Les inondations soudaines sont la principale préoccupation dans les zones urbaines de la Floride Panhandle, de l’Alabama, du Mississippi et de la Louisiane. Le demi-cercle est d’un cyclone tropical de l’hémisphère Nord transporte généralement les pluies les plus fortes, et le lent mouvement de Bertha aggrave le risque en maintenant les bandes convectives sur les mêmes zones pendant des heures.

La tempête devrait faiblir pour devenir une dépression tropicale d’ici jeudi et pourrait se dissiper d’ici la fin de la semaine à mesure qu’elle s’approchera de la côte du Texas.
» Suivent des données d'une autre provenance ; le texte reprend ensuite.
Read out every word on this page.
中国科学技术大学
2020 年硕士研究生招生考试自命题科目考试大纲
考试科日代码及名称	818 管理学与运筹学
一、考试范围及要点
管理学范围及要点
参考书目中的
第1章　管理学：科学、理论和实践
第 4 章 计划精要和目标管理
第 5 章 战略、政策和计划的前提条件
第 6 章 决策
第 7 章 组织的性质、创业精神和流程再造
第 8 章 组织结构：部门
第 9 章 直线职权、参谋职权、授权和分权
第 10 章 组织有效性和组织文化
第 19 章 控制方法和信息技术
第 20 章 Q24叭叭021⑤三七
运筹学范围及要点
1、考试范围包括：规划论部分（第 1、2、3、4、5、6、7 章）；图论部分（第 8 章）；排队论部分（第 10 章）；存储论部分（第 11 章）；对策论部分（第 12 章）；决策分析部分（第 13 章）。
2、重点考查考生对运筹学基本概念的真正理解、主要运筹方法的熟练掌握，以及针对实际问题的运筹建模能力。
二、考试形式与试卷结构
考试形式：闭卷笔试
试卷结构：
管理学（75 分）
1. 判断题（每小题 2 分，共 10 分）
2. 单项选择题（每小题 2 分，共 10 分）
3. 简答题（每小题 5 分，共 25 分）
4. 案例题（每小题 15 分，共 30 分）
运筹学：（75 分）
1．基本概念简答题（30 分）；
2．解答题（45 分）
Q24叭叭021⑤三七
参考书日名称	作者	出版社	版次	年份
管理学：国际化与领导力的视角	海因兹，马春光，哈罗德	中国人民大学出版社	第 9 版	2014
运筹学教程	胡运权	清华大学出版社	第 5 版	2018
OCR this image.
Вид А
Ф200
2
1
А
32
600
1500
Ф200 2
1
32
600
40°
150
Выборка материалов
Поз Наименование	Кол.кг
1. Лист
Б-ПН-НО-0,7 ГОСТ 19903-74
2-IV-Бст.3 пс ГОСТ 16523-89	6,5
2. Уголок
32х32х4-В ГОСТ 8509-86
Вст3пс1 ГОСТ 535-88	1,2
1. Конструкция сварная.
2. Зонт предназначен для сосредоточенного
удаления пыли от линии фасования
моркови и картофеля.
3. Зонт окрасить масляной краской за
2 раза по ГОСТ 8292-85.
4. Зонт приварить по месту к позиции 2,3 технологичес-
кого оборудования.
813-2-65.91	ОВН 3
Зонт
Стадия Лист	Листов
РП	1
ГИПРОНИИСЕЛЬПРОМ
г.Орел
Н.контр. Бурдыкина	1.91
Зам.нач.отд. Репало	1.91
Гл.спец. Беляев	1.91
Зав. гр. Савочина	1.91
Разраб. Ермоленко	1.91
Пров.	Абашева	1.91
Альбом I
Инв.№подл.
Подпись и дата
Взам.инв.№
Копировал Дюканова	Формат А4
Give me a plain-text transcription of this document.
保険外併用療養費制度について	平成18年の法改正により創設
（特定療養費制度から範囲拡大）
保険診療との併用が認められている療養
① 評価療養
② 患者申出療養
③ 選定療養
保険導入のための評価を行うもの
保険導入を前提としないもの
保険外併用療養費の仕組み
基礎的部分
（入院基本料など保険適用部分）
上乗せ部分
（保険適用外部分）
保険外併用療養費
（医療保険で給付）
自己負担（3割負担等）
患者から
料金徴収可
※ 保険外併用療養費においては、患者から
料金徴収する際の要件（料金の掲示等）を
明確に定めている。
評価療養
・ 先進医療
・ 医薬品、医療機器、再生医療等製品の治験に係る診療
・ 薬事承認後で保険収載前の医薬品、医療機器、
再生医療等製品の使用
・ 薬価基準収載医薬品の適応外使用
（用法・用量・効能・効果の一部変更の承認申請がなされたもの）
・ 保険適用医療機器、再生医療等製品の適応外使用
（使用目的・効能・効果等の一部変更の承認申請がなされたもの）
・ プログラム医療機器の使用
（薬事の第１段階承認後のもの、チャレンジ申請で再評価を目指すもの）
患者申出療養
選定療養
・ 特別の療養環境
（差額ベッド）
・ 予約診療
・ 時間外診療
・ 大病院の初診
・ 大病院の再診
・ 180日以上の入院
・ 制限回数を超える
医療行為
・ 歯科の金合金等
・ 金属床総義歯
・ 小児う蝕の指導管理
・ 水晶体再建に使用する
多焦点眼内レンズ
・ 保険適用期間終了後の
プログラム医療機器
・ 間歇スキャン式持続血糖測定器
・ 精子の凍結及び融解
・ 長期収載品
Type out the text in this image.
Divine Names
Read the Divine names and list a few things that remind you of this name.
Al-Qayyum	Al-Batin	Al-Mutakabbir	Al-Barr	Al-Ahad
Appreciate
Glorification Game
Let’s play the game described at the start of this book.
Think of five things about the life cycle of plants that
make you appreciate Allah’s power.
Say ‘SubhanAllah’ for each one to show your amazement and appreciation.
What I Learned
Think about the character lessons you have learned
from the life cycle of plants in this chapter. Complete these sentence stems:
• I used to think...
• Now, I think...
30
Mais ce résultat dépend de la trajectoire exacte et de l’interaction avec un creux barométrique d’altitude qui devrait s’approcher par l’ouest, des détails qui ne deviendront clairs que quelques heures avant leur réalisation.

Les perspectives au-delà de Bertha

Les épisodes El Niño ont tendance à s’intensifier pendant l’automne, ce qui signifie que les mois de pointe de la saison des ouragans (août à octobre) pourraient voir une suppression encore plus forte de la formation des tempêtes. Mais la saison 2026 a déjà fait son point : une prévision saisonnière inférieure à la moyenne n’est pas une garantie de sécurité, et la marge d’erreur en matière de préparation est exactement la même que la saison compte 8 ou 18 tempêtes.